Jenny Xie’s latest collection showcases the bleed of memory, what traumatic and joyful experiences cross the boundaries between past and present. The Rupture Tense begins with poems that respond to photos of the Chinese Cultural Revolution, and the collection ends with an elegy to Xie’s grandmother, who died after the end of the revolution. In deft and formally ambitious poems, Xie shows us the ruptures and aftershocks of history that continue to affect us.

The Symmetry of Fish by Su Cho

Su Cho’s debut poetry collection follows a coming-of-age in the middle of America. The lyrical and vivid poems in The Symmetry of Fish examine the inheritance of language, particularly in immigrant families. In Cho’s collection, language and memory never get lost, but continually remade—dwelling in the details we might otherwise brush aside.

The Trees Witness Everything by Victoria Chang

In her latest collection, The Trees Witness Everything, Victoria Chang plays with form, mostly the Japanese form of “wakas,” shaping each poem by pattern and count, and borrowing titles from W.S. Merwin’s poems.

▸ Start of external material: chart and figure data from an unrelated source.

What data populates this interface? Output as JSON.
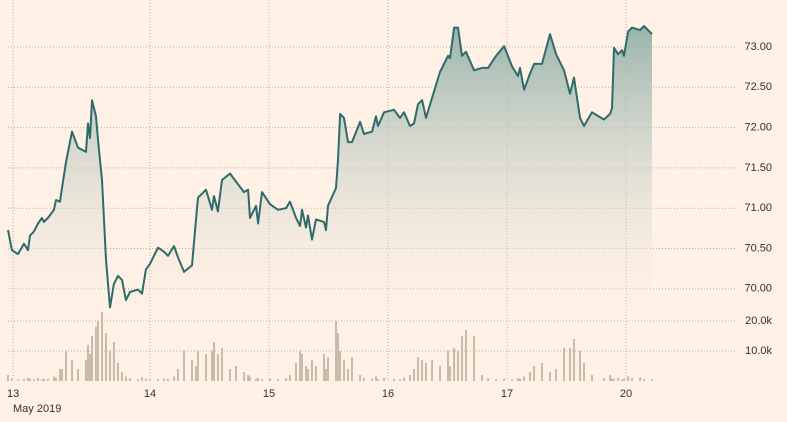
{
  "chart_data": {
    "type": "line",
    "subtitle": "May 2019",
    "x": [
      -0.193,
      -0.16,
      -0.109,
      -0.059,
      -0.025,
      -0.008,
      0.025,
      0.059,
      0.092,
      0.109,
      0.143,
      0.193,
      0.21,
      0.244,
      0.261,
      0.294,
      0.345,
      0.395,
      0.462,
      0.479,
      0.496,
      0.513,
      0.546,
      0.563,
      0.597,
      0.63,
      0.664,
      0.697,
      0.731,
      0.765,
      0.798,
      0.832,
      0.899,
      0.933,
      0.966,
      1.0,
      1.067,
      1.118,
      1.151,
      1.202,
      1.235,
      1.286,
      1.353,
      1.387,
      1.403,
      1.471,
      1.521,
      1.538,
      1.571,
      1.605,
      1.672,
      1.723,
      1.79,
      1.824,
      1.84,
      1.891,
      1.908,
      1.941,
      2.008,
      2.076,
      2.143,
      2.176,
      2.227,
      2.261,
      2.277,
      2.311,
      2.328,
      2.361,
      2.395,
      2.462,
      2.479,
      2.496,
      2.563,
      2.58,
      2.597,
      2.63,
      2.664,
      2.697,
      2.765,
      2.798,
      2.866,
      2.899,
      2.916,
      2.966,
      3.05,
      3.101,
      3.134,
      3.185,
      3.218,
      3.252,
      3.286,
      3.319,
      3.37,
      3.437,
      3.504,
      3.521,
      3.555,
      3.588,
      3.622,
      3.655,
      3.723,
      3.79,
      3.84,
      3.908,
      3.975,
      4.042,
      4.092,
      4.109,
      4.143,
      4.193,
      4.227,
      4.294,
      4.361,
      4.412,
      4.479,
      4.529,
      4.563,
      4.613,
      4.647,
      4.714,
      4.815,
      4.866,
      4.882,
      4.899,
      4.933,
      4.966,
      4.983,
      5.017,
      5.05,
      5.118,
      5.151,
      5.218
    ],
    "series": [
      {
        "color": "#2e6b6b",
        "values": [
          70.73,
          70.48,
          70.43,
          70.56,
          70.48,
          70.66,
          70.71,
          70.81,
          70.88,
          70.83,
          70.88,
          70.98,
          71.1,
          71.08,
          71.25,
          71.57,
          71.95,
          71.75,
          71.7,
          72.05,
          71.87,
          72.34,
          72.14,
          71.85,
          71.35,
          70.36,
          69.77,
          70.06,
          70.16,
          70.11,
          69.86,
          69.96,
          69.99,
          69.94,
          70.24,
          70.31,
          70.51,
          70.46,
          70.41,
          70.53,
          70.39,
          70.21,
          70.29,
          70.86,
          71.13,
          71.23,
          70.98,
          71.15,
          70.96,
          71.35,
          71.43,
          71.33,
          71.2,
          71.23,
          70.88,
          71.03,
          70.81,
          71.2,
          71.05,
          70.98,
          71.0,
          71.08,
          70.88,
          70.78,
          70.98,
          70.76,
          70.91,
          70.61,
          70.86,
          70.83,
          70.73,
          71.03,
          71.25,
          71.6,
          72.17,
          72.12,
          71.82,
          71.82,
          72.07,
          71.92,
          71.95,
          72.14,
          72.02,
          72.19,
          72.22,
          72.12,
          72.19,
          72.02,
          72.05,
          72.29,
          72.34,
          72.12,
          72.37,
          72.69,
          72.89,
          72.86,
          73.24,
          73.24,
          72.89,
          72.94,
          72.71,
          72.74,
          72.74,
          72.89,
          73.01,
          72.76,
          72.64,
          72.74,
          72.47,
          72.67,
          72.79,
          72.79,
          73.16,
          72.91,
          72.71,
          72.42,
          72.62,
          72.12,
          72.02,
          72.19,
          72.1,
          72.17,
          72.24,
          72.99,
          72.91,
          72.96,
          72.89,
          73.19,
          73.24,
          73.21,
          73.26,
          73.16
        ]
      },
      {
        "type": "bar",
        "axis": "y2",
        "color": "#c9bba9",
        "values": [
          2000,
          800,
          500,
          600,
          1000,
          800,
          600,
          1000,
          500,
          800,
          700,
          1500,
          1200,
          4000,
          4000,
          10000,
          7000,
          4000,
          7000,
          12000,
          9000,
          15000,
          18000,
          20000,
          23000,
          16000,
          10000,
          13000,
          6000,
          3000,
          1500,
          1000,
          600,
          1200,
          800,
          500,
          600,
          800,
          700,
          1500,
          4000,
          10000,
          7000,
          5000,
          10000,
          9000,
          10000,
          13000,
          9000,
          11000,
          4000,
          5000,
          3000,
          2000,
          1500,
          800,
          1000,
          600,
          800,
          500,
          1000,
          2000,
          6000,
          10000,
          9000,
          5000,
          4000,
          7000,
          5000,
          9000,
          4000,
          8000,
          20000,
          16000,
          10000,
          7000,
          4000,
          8000,
          2000,
          1000,
          800,
          1500,
          600,
          1000,
          800,
          600,
          1200,
          2000,
          4000,
          8000,
          7000,
          6000,
          7000,
          5000,
          10000,
          5000,
          11000,
          10000,
          15000,
          17000,
          15000,
          2000,
          1000,
          600,
          800,
          500,
          1000,
          800,
          1500,
          3000,
          5000,
          6000,
          3000,
          4000,
          11000,
          11000,
          14000,
          10000,
          6000,
          2000,
          1000,
          2000,
          800,
          600,
          1000,
          500,
          800,
          1500,
          1000,
          1200,
          600,
          500
        ]
      }
    ],
    "xlim": [
      -0.193,
      5.218
    ],
    "xticks": [
      {
        "value": -0.15,
        "label": "13"
      },
      {
        "value": 1,
        "label": "14"
      },
      {
        "value": 2,
        "label": "15"
      },
      {
        "value": 3,
        "label": "16"
      },
      {
        "value": 4,
        "label": "17"
      },
      {
        "value": 5,
        "label": "20"
      }
    ],
    "ylim": [
      69.7,
      73.5
    ],
    "yticks": [
      {
        "value": 70,
        "label": "70.00"
      },
      {
        "value": 70.5,
        "label": "70.50"
      },
      {
        "value": 71,
        "label": "71.00"
      },
      {
        "value": 71.5,
        "label": "71.50"
      },
      {
        "value": 72,
        "label": "72.00"
      },
      {
        "value": 72.5,
        "label": "72.50"
      },
      {
        "value": 73,
        "label": "73.00"
      }
    ],
    "y2lim": [
      0,
      25000
    ],
    "y2ticks": [
      {
        "value": 10000,
        "label": "10.0k"
      },
      {
        "value": 20000,
        "label": "20.0k"
      }
    ],
    "grid": true
  }
}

But the strict constraints of these poems point to more than Chang’s inventiveness. Despite the forms and structures of these poems, what emerges is an appreciation for the wildness of the mind, the freedom of a wandering mind and memory.  

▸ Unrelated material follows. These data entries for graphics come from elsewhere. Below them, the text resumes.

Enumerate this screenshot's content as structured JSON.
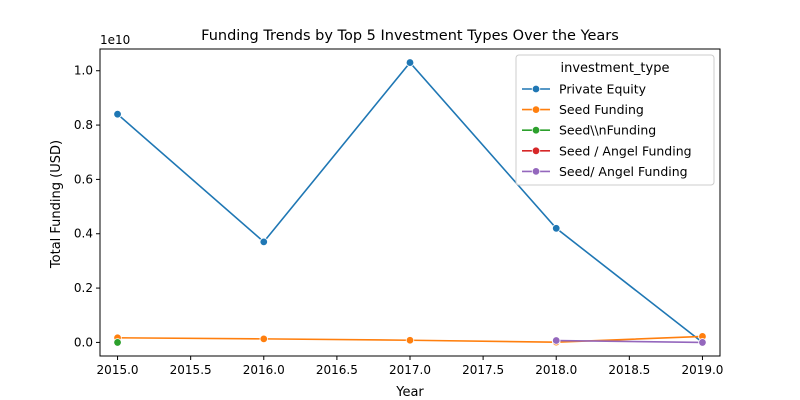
{
  "chart_data": {
    "type": "line",
    "title": "Funding Trends by Top 5 Investment Types Over the Years",
    "xlabel": "Year",
    "ylabel": "Total Funding (USD)",
    "y_offset_label": "1e10",
    "xlim": [
      2014.88,
      2019.12
    ],
    "ylim": [
      -0.05,
      1.08
    ],
    "x_ticks": [
      2015.0,
      2015.5,
      2016.0,
      2016.5,
      2017.0,
      2017.5,
      2018.0,
      2018.5,
      2019.0
    ],
    "x_tick_labels": [
      "2015.0",
      "2015.5",
      "2016.0",
      "2016.5",
      "2017.0",
      "2017.5",
      "2018.0",
      "2018.5",
      "2019.0"
    ],
    "y_ticks": [
      0.0,
      0.2,
      0.4,
      0.6,
      0.8,
      1.0
    ],
    "y_tick_labels": [
      "0.0",
      "0.2",
      "0.4",
      "0.6",
      "0.8",
      "1.0"
    ],
    "grid": false,
    "legend": {
      "title": "investment_type",
      "placement": "top-right"
    },
    "series": [
      {
        "name": "Private Equity",
        "color": "#1f77b4",
        "points": [
          [
            2015,
            0.84
          ],
          [
            2016,
            0.37
          ],
          [
            2017,
            1.03
          ],
          [
            2018,
            0.42
          ],
          [
            2019,
            0.0
          ]
        ]
      },
      {
        "name": "Seed Funding",
        "color": "#ff7f0e",
        "points": [
          [
            2015,
            0.017
          ],
          [
            2016,
            0.013
          ],
          [
            2017,
            0.008
          ],
          [
            2018,
            0.001
          ],
          [
            2019,
            0.022
          ]
        ]
      },
      {
        "name": "Seed\\\\nFunding",
        "color": "#2ca02c",
        "points": [
          [
            2015,
            0.0
          ]
        ]
      },
      {
        "name": "Seed / Angel Funding",
        "color": "#d62728",
        "points": [
          [
            2019,
            0.0
          ]
        ]
      },
      {
        "name": "Seed/ Angel Funding",
        "color": "#9467bd",
        "points": [
          [
            2018,
            0.007
          ],
          [
            2019,
            0.0
          ]
        ]
      }
    ]
  }
}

The World Keeps Ending, and the World Goes On by Franny Choi

Franny Choi’s third collection, The World Keeps Ending, and the World Goes On, begins with the proposition that for people of color, the apocalypse has already happened. These poems interrogate and imagine how to live in this ceaseless dystopia, spinning backwards and forwards in time to imagine opportunities for connection in the midst of grief and distance. 

Togetherness by Wo Chan

This highly praised debut collection from nonbinary poet and drag performer Wo Chan highlights moments of queer childhood and adolescence. Togetherness centers on Chan’s memories from the kitchen of a Chinese restaurant to a family deportation battle against the State, weaving in letters in support of their family’s immigration effort. Chan’s daring and original poems show the necessity of survival, even when confronted with the precarious and destructive powers of the nation-state.

Woman Without Shame by Sandra Cisneros 

We haven’t gotten new Sandra Cisneros poems in almost 28 years, and Cisneros’ return to the genre with the collectionWoman Without Shame makes it worth the wait. These reflective poems are candid and unapologetic. Cisernos blends English and Spanish to reflect on aging, sex, and politics with precise and lyrical attention.